Um Final de Semana em Paris

02.04.2015 │ 19:52

02.04.2015 │ 19:52

Relacionamentos são complicados. Qualquer tipo de relacionamento. Imagina então o de um casal que está junto há muitos anos? São desejos reprimidos, sonhos esquecidos, e muita, mas muita raiva guardadinha dentro do peito, e que explode em brigas intermináveis pelos motivos mais idiotas. Ah, e tem amor também, ô se tem. Bem, e se colocássemos como pano de fundo Paris pra discutirmos um relacionamento assim, tão duradouro? Então apronte as malas, digo, os ingressos, e vamos assistir a Um Final de Semana em Paris.
No filme, Nick (Jim Broadbent) e Meg (Lindsay Duncan) são dois britânicos que viajam a Paris para comemorar seus 30 anos de casados.
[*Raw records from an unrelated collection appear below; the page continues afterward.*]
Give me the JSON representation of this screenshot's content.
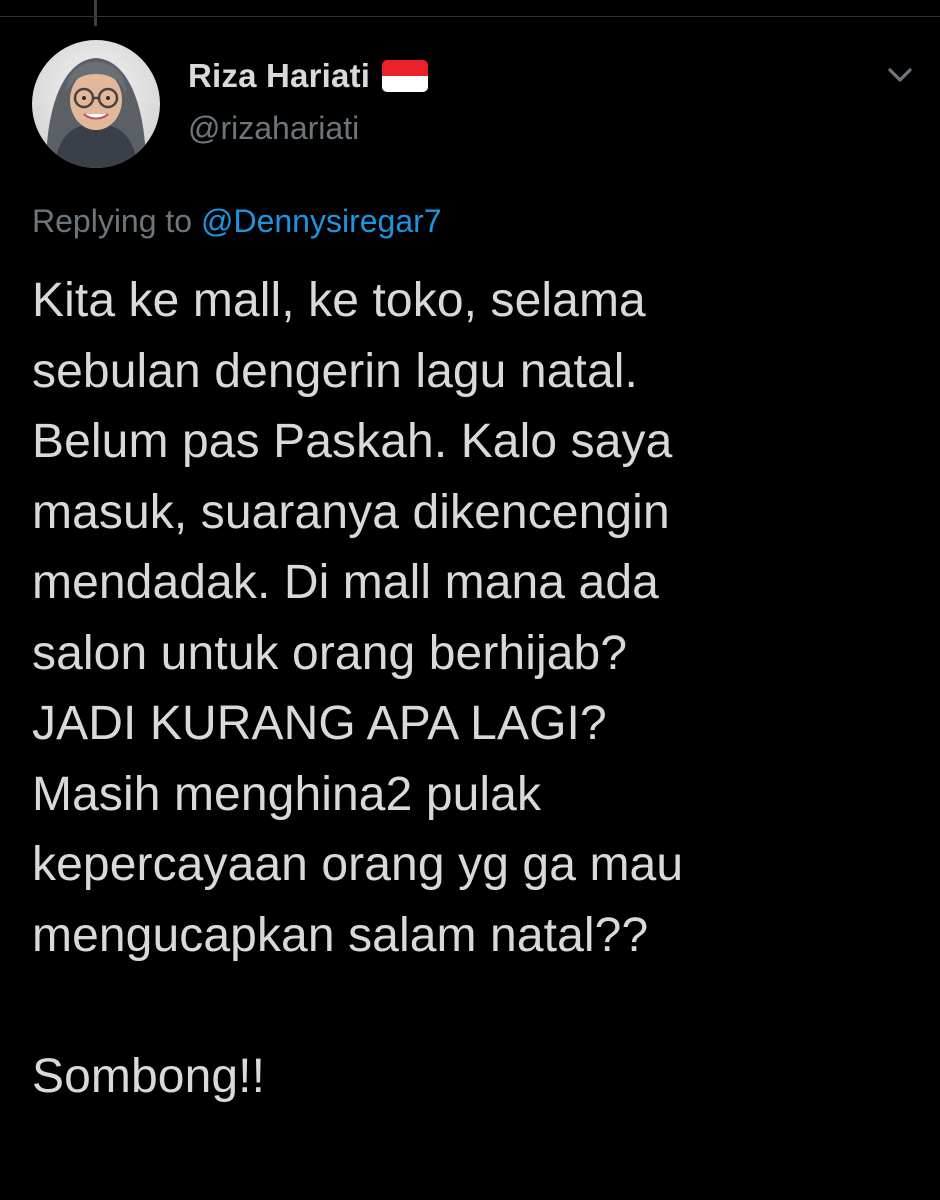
{
  "tweet": {
    "author": {
      "display_name": "Riza Hariati",
      "handle": "@rizahariati",
      "flag_icon": "indonesia-flag-icon",
      "avatar_icon": "profile-photo"
    },
    "menu_icon": "chevron-down-icon",
    "replying_to": {
      "label": "Replying to",
      "mention": "@Dennysiregar7"
    },
    "text": "Kita ke mall, ke toko, selama\nsebulan dengerin lagu natal.\nBelum pas Paskah. Kalo saya\nmasuk, suaranya dikencengin\nmendadak. Di mall mana ada\nsalon untuk orang berhijab?\nJADI KURANG APA LAGI?\nMasih menghina2 pulak\nkepercayaan orang yg ga mau\nmengucapkan salam natal??\n\nSombong!!"
  },
  "colors": {
    "background": "#000000",
    "primary_text": "#d9d9d9",
    "secondary_text": "#6e767d",
    "link": "#1b95e0",
    "flag_red": "#e8212b",
    "flag_white": "#ffffff"
  }
}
Mas assim que o filme começa, você vê que este filme não vai pintar os dois como o casal perfeitinho, indo passar um final de semana romântico na cidade mais romântica do mundo. Eles parecem mais um casal tentando salvar a relação. Já no trem, ao invés de antecipação e desejo, vemos que os sentimentos aflorando são tensão e raiva. Chega a dar desespero. E eles andam pelas ruas de Paris brigando como dois adolescentes, discordando em tudo. Ela tem gênio forte, gosta das coisas do jeito dela e o manipula até consegui-las. Ele faz questão de atender a todos os desejos da esposa, apesar de dar uma resmungada aqui e outra ali. E nestes vai e vens, eles se hospedam em um hotel caríssimo (sem ter as condições de pagar por ele), fogem de restaurantes sem pagar a conta, se metem em um jantar de um ex-aluno de Nick, Morgan (Jeff Goldblum), que é fã do professor, discutem a relação, brigam, se odeiam, se amam. Curtem Paris ao máximo.
Achei o filme incrível por, sem dar muitas explicações para as escolhas que os protagonistas fizeram em suas vidas e que os fizeram chegar até ali, conseguir mostrar suas angústias e desejos em muita profundidade. Eles são tão transparentes no que estão sentindo que você consegue compartilhar o sentimento, ficar com raiva do que está acontecendo, se compadecer, ou só acompanhar com curiosidade crescente. Achei que o filme foca principalmente no que Nick está sentindo, e quase que coloca Meg como uma vilã, uma manipuladora que não compartilha os mesmos sentimentos que o marido. Mas será que é isso mesmo? Fácil julgar, tirar conclusões precipitadas. Mas você vai ter que chegar ao final do filme para conseguir chegar a alguma, se existir alguma.
A cena em que Meg está dormindo e Nick está bebendo, ouvindo “Like a Rolling Stone” e dançando, é de dar arrepiar. E letra da música é inquisitiva, como se fosse a consciência de Nick questionando suas escolhas. Foram boas? Foram acertadas? “You used to laugh about”, “How does it feel?”, “To be on your own”, “Like a rolling stone”. Um daqueles momentos, como muitos outros no filme, que te fazem analisar a sua vida. Tem também a cena em que Morgan, recém-casado e com um filho a caminho, conta a Nick que sua jovem esposa ainda não viu quem ele realmente é, e ele tem medo do dia que isso acontecer, em que ele deixar a máscara cair e ela ver seu verdadeiro eu. Será que ela pula fora do barco, ele se questiona? E Morgan sente certa inveja da vida, apesar de nada fácil, que Nick leva, apesar de Nick, até então, acreditar que não tinha nada que pudesse ser invejado. Mas ele acaba descobrindo que tem, muito, só precisa resgatar. Assim como seu casamento.
Antes que você pergunte, vale. Vale sim! Vale mil vezes! Se não for pra ver o casal batendo uma relação, que seja pelo pano de fundo. O filme é incrível sob qualquer ótica. Vai, e seja feliz.